By the 21st century, however, and in a world completely different from that of 1909 or 1949, it might be expected that the discourse of leading politicians would have changed. Instead, Icelandic politicians promoted an image that praised arrogance and risk-taking based on the heritage of a Viking people settled in the high north, and that extends the notion of Icelandic superiority over others. This discourse, insofar as those who believed in and promoted it allowed it to influence their judgments, must be accounted as having made some contribution to the severe financial shock that hit Iceland in 2008-09.

The persistence of the boastful self-image and its adaptation to new contexts may in part be the result of the lack of discussion of the issue in the post-1944 decades.
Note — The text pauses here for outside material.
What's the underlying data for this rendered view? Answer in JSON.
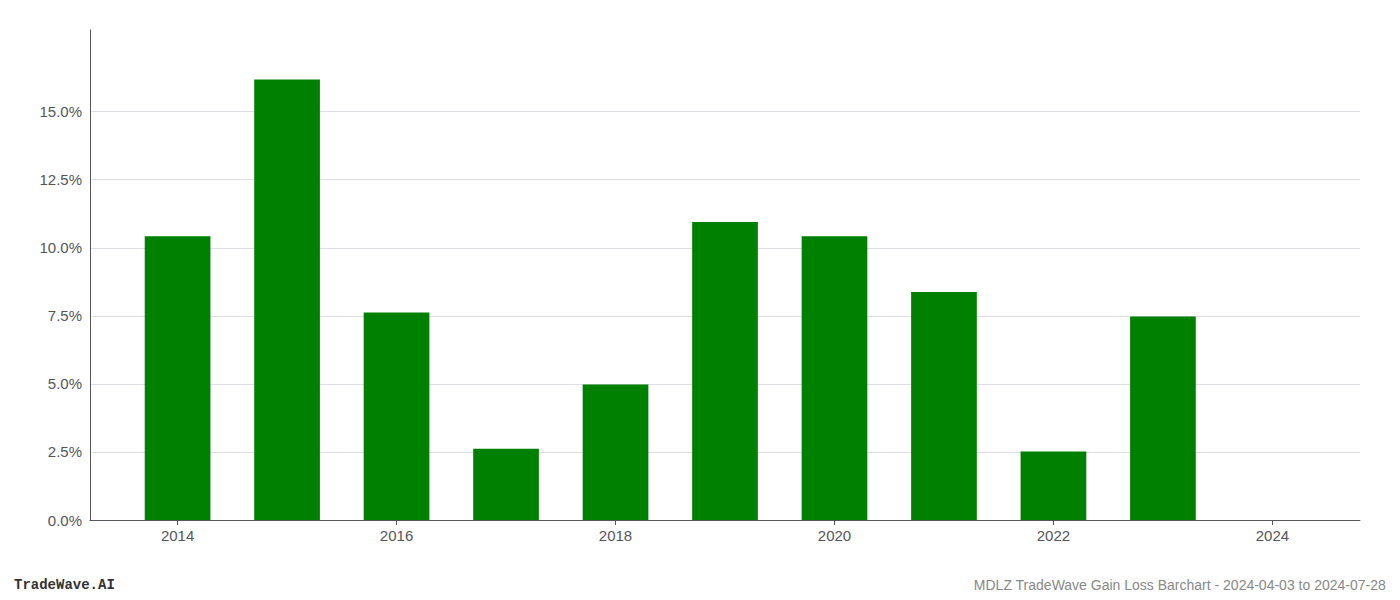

In those years, the independence struggle found new causes to feed on which captured the national imagination: the demand to have medieval manuscripts returned from Copenhagen, and then the fight for the 200-mile fishing-zone around the country. It may in part be related to the survival of the sense of inferiority; or perhaps it is a residue of the phenomenon that we see what we have been taught to see, and sometimes even, in Jaakko Lehtonen's words, "see things that are not really there".

The endurance of this powerful discourse of Icelandic superiorism is probably owed to a combination of all these factors. In any event, the country's economic collapse makes discussion of the self-images of the Icelanders freshly relevant. Now that Iceland has made a new beginning in politics, the search for new self-understandings is also timely as the country faces the future.